Wat appellante heeft aangevoerd geeft geen aanleiding voor het oordeel dat de geselecteerde functies in medisch opzicht voor haar niet geschikt zijn. Appellante is niet beperkt geacht op oog-hand-coördinatie en gevoeligheid voor vocht, koude en tocht. Appellante heeft geen medische informatie overgelegd waaruit blijkt dat dit anders zou moeten zijn. In de functies is sprake van licht fysiek werk dat niet te belastend is voor rug, nek, schouders, armen en (repetitieve handelingen van de) handen. Ook is sprake van functies met een psychisch lichte belasting. Appellante is aangewezen op werk waarbij geen bijzondere eisen worden gesteld aan concentratie of geheugen. Alle functies voldoen aan dit criterium.

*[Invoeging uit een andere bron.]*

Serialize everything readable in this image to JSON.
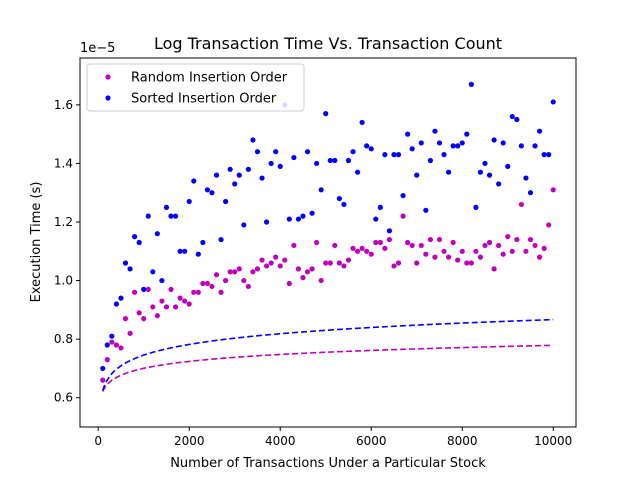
{
  "chart_data": {
    "type": "scatter",
    "title": "Log Transaction Time Vs. Transaction Count",
    "xlabel": "Number of Transactions Under a Particular Stock",
    "ylabel": "Execution Time (s)",
    "y_scale_label": "1e−5",
    "xlim": [
      -400,
      10500
    ],
    "ylim": [
      0.5,
      1.76
    ],
    "y_multiplier": 1e-05,
    "x_ticks": [
      0,
      2000,
      4000,
      6000,
      8000,
      10000
    ],
    "x_tick_labels": [
      "0",
      "2000",
      "4000",
      "6000",
      "8000",
      "10000"
    ],
    "y_ticks": [
      0.6,
      0.8,
      1.0,
      1.2,
      1.4,
      1.6
    ],
    "y_tick_labels": [
      "0.6",
      "0.8",
      "1.0",
      "1.2",
      "1.4",
      "1.6"
    ],
    "grid": false,
    "legend_position": "top-left",
    "series": [
      {
        "name": "Random Insertion Order",
        "color": "#bf00bf",
        "points": [
          [
            100,
            0.66
          ],
          [
            200,
            0.73
          ],
          [
            300,
            0.79
          ],
          [
            400,
            0.78
          ],
          [
            500,
            0.77
          ],
          [
            600,
            0.87
          ],
          [
            700,
            0.82
          ],
          [
            800,
            0.96
          ],
          [
            900,
            0.89
          ],
          [
            1000,
            0.87
          ],
          [
            1100,
            0.97
          ],
          [
            1200,
            0.91
          ],
          [
            1300,
            0.88
          ],
          [
            1400,
            0.93
          ],
          [
            1500,
            0.91
          ],
          [
            1600,
            0.97
          ],
          [
            1700,
            0.91
          ],
          [
            1800,
            0.94
          ],
          [
            1900,
            0.93
          ],
          [
            2000,
            0.92
          ],
          [
            2100,
            0.96
          ],
          [
            2200,
            0.96
          ],
          [
            2300,
            0.99
          ],
          [
            2400,
            0.99
          ],
          [
            2500,
            0.98
          ],
          [
            2600,
            1.02
          ],
          [
            2700,
            0.96
          ],
          [
            2800,
            1.0
          ],
          [
            2900,
            1.03
          ],
          [
            3000,
            1.03
          ],
          [
            3100,
            1.04
          ],
          [
            3200,
            1.0
          ],
          [
            3300,
            0.98
          ],
          [
            3400,
            1.03
          ],
          [
            3500,
            1.04
          ],
          [
            3600,
            1.07
          ],
          [
            3700,
            1.05
          ],
          [
            3800,
            1.06
          ],
          [
            3900,
            1.08
          ],
          [
            4000,
            1.05
          ],
          [
            4100,
            1.07
          ],
          [
            4200,
            0.99
          ],
          [
            4300,
            1.12
          ],
          [
            4400,
            1.04
          ],
          [
            4500,
            1.01
          ],
          [
            4600,
            1.03
          ],
          [
            4700,
            1.04
          ],
          [
            4800,
            1.13
          ],
          [
            4900,
            1.0
          ],
          [
            5000,
            1.06
          ],
          [
            5100,
            1.06
          ],
          [
            5200,
            1.12
          ],
          [
            5300,
            1.06
          ],
          [
            5400,
            1.05
          ],
          [
            5500,
            1.07
          ],
          [
            5600,
            1.11
          ],
          [
            5700,
            1.1
          ],
          [
            5800,
            1.11
          ],
          [
            5900,
            1.1
          ],
          [
            6000,
            1.09
          ],
          [
            6100,
            1.13
          ],
          [
            6200,
            1.13
          ],
          [
            6300,
            1.11
          ],
          [
            6400,
            1.14
          ],
          [
            6500,
            1.05
          ],
          [
            6600,
            1.06
          ],
          [
            6700,
            1.22
          ],
          [
            6800,
            1.13
          ],
          [
            6900,
            1.12
          ],
          [
            7000,
            1.06
          ],
          [
            7100,
            1.12
          ],
          [
            7200,
            1.09
          ],
          [
            7300,
            1.14
          ],
          [
            7400,
            1.08
          ],
          [
            7500,
            1.14
          ],
          [
            7600,
            1.1
          ],
          [
            7700,
            1.08
          ],
          [
            7800,
            1.13
          ],
          [
            7900,
            1.07
          ],
          [
            8000,
            1.1
          ],
          [
            8100,
            1.06
          ],
          [
            8200,
            1.06
          ],
          [
            8300,
            1.1
          ],
          [
            8400,
            1.08
          ],
          [
            8500,
            1.12
          ],
          [
            8600,
            1.13
          ],
          [
            8700,
            1.04
          ],
          [
            8800,
            1.12
          ],
          [
            8900,
            1.09
          ],
          [
            9000,
            1.15
          ],
          [
            9100,
            1.1
          ],
          [
            9200,
            1.14
          ],
          [
            9300,
            1.26
          ],
          [
            9400,
            1.1
          ],
          [
            9500,
            1.14
          ],
          [
            9600,
            1.12
          ],
          [
            9700,
            1.08
          ],
          [
            9800,
            1.11
          ],
          [
            9900,
            1.19
          ],
          [
            10000,
            1.31
          ]
        ],
        "trend": {
          "a": 0.4645,
          "b": 0.0786
        }
      },
      {
        "name": "Sorted Insertion Order",
        "color": "#0000ff",
        "points": [
          [
            100,
            0.7
          ],
          [
            200,
            0.78
          ],
          [
            300,
            0.81
          ],
          [
            400,
            0.92
          ],
          [
            500,
            0.94
          ],
          [
            600,
            1.06
          ],
          [
            700,
            1.04
          ],
          [
            800,
            1.15
          ],
          [
            900,
            1.13
          ],
          [
            1000,
            0.97
          ],
          [
            1100,
            1.22
          ],
          [
            1200,
            1.03
          ],
          [
            1300,
            1.16
          ],
          [
            1400,
            1.0
          ],
          [
            1500,
            1.25
          ],
          [
            1600,
            1.22
          ],
          [
            1700,
            1.22
          ],
          [
            1800,
            1.1
          ],
          [
            1900,
            1.1
          ],
          [
            2000,
            1.27
          ],
          [
            2100,
            1.34
          ],
          [
            2200,
            1.09
          ],
          [
            2300,
            1.13
          ],
          [
            2400,
            1.31
          ],
          [
            2500,
            1.3
          ],
          [
            2600,
            1.36
          ],
          [
            2700,
            1.14
          ],
          [
            2800,
            1.27
          ],
          [
            2900,
            1.38
          ],
          [
            3000,
            1.33
          ],
          [
            3100,
            1.36
          ],
          [
            3200,
            1.19
          ],
          [
            3300,
            1.38
          ],
          [
            3400,
            1.48
          ],
          [
            3500,
            1.44
          ],
          [
            3600,
            1.35
          ],
          [
            3700,
            1.2
          ],
          [
            3800,
            1.4
          ],
          [
            3900,
            1.44
          ],
          [
            4000,
            1.39
          ],
          [
            4100,
            1.6
          ],
          [
            4200,
            1.21
          ],
          [
            4300,
            1.42
          ],
          [
            4400,
            1.21
          ],
          [
            4500,
            1.22
          ],
          [
            4600,
            1.44
          ],
          [
            4700,
            1.23
          ],
          [
            4800,
            1.4
          ],
          [
            4900,
            1.31
          ],
          [
            5000,
            1.57
          ],
          [
            5100,
            1.41
          ],
          [
            5200,
            1.41
          ],
          [
            5300,
            1.28
          ],
          [
            5400,
            1.26
          ],
          [
            5500,
            1.41
          ],
          [
            5600,
            1.44
          ],
          [
            5700,
            1.37
          ],
          [
            5800,
            1.54
          ],
          [
            5900,
            1.46
          ],
          [
            6000,
            1.45
          ],
          [
            6100,
            1.21
          ],
          [
            6200,
            1.25
          ],
          [
            6300,
            1.43
          ],
          [
            6400,
            1.17
          ],
          [
            6500,
            1.43
          ],
          [
            6600,
            1.43
          ],
          [
            6700,
            1.29
          ],
          [
            6800,
            1.5
          ],
          [
            6900,
            1.45
          ],
          [
            7000,
            1.36
          ],
          [
            7100,
            1.47
          ],
          [
            7200,
            1.24
          ],
          [
            7300,
            1.41
          ],
          [
            7400,
            1.51
          ],
          [
            7500,
            1.47
          ],
          [
            7600,
            1.43
          ],
          [
            7700,
            1.37
          ],
          [
            7800,
            1.46
          ],
          [
            7900,
            1.46
          ],
          [
            8000,
            1.47
          ],
          [
            8100,
            1.5
          ],
          [
            8200,
            1.67
          ],
          [
            8300,
            1.25
          ],
          [
            8400,
            1.37
          ],
          [
            8500,
            1.4
          ],
          [
            8600,
            1.36
          ],
          [
            8700,
            1.48
          ],
          [
            8800,
            1.33
          ],
          [
            8900,
            1.47
          ],
          [
            9000,
            1.39
          ],
          [
            9100,
            1.56
          ],
          [
            9200,
            1.55
          ],
          [
            9300,
            1.46
          ],
          [
            9400,
            1.35
          ],
          [
            9500,
            1.3
          ],
          [
            9600,
            1.46
          ],
          [
            9700,
            1.51
          ],
          [
            9800,
            1.43
          ],
          [
            9900,
            1.43
          ],
          [
            10000,
            1.61
          ]
        ],
        "trend": {
          "a": 0.3815,
          "b": 0.1213
        }
      }
    ]
  }
}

Dat appellante hulp nodig heeft bij het doen van haar administratie waardoor zij niet in staat is administratief werk te doen, zoals zij heeft gesteld, heeft zij niet onderbouwd.

Conclusie en gevolgen

5. Het hoger beroep slaagt dus niet. De aangevallen uitspraak wordt bevestigd. Dit betekent dat het Uwv het ziekengeld per 4 oktober 2020 terecht heeft beëindigd. Bij dit oordeel is er geen grond voor schadevergoeding zodat het verzoek daartoe wordt afgewezen.
6. Omdat het hoger beroep niet slaagt krijgt appellante geen vergoeding voor haar proceskosten en het betaalde griffierecht.

BESLISSING

De Centrale Raad van Beroep
  • bevestigt de aangevallen uitspraak;
  • wijst het verzoek om schadevergoeding af.
Deze uitspraak is gedaan door C. Karman, in tegenwoordigheid van M. Sheerzad als griffier. De beslissing is uitgesproken in het openbaar op 25 april 2024.
(getekend) C. Karman
(getekend) M. Sheerzad

Voetnoten

1.Zie CRvB 30 juni 2017, ECLI:NL:CRVB:2017:2226 en CRvB 5 augustus 2021, ECLI:NL:CRVB:2021:1960.
2.Uitspraak van het EHRM van 8 oktober 2015, ECLI:CE:ECHR:2015:1008JUD007721212, zaaknummer 77212/12 (Korošec).
3.CRvB 25 februari 2020, ECLI:NL:CRVB:2020:446.
4.Zie bijvoorbeeld CRvB 30 december 2015, ECLI:NL:CRVB:2015:4920.
5.Zie bijvoorbeeld CRvB 22 juli 2020, ECLI:NL:CRVB:2020:1575, en 7 oktober 2020, ECLI:NL:CRVB:2020:2370.
6.Zie CRvB 30 juni 2017, ECLI:NL:CRVB:2017:2226.
7.Zie bijvoorbeeld CRvB 5 augustus 2020, ECLI:NL:CRVB:2020:1761.
8.Zie bijvoorbeeld CRvB 2 augustus 2023, ECLI:NL:CRVB:2021:2023.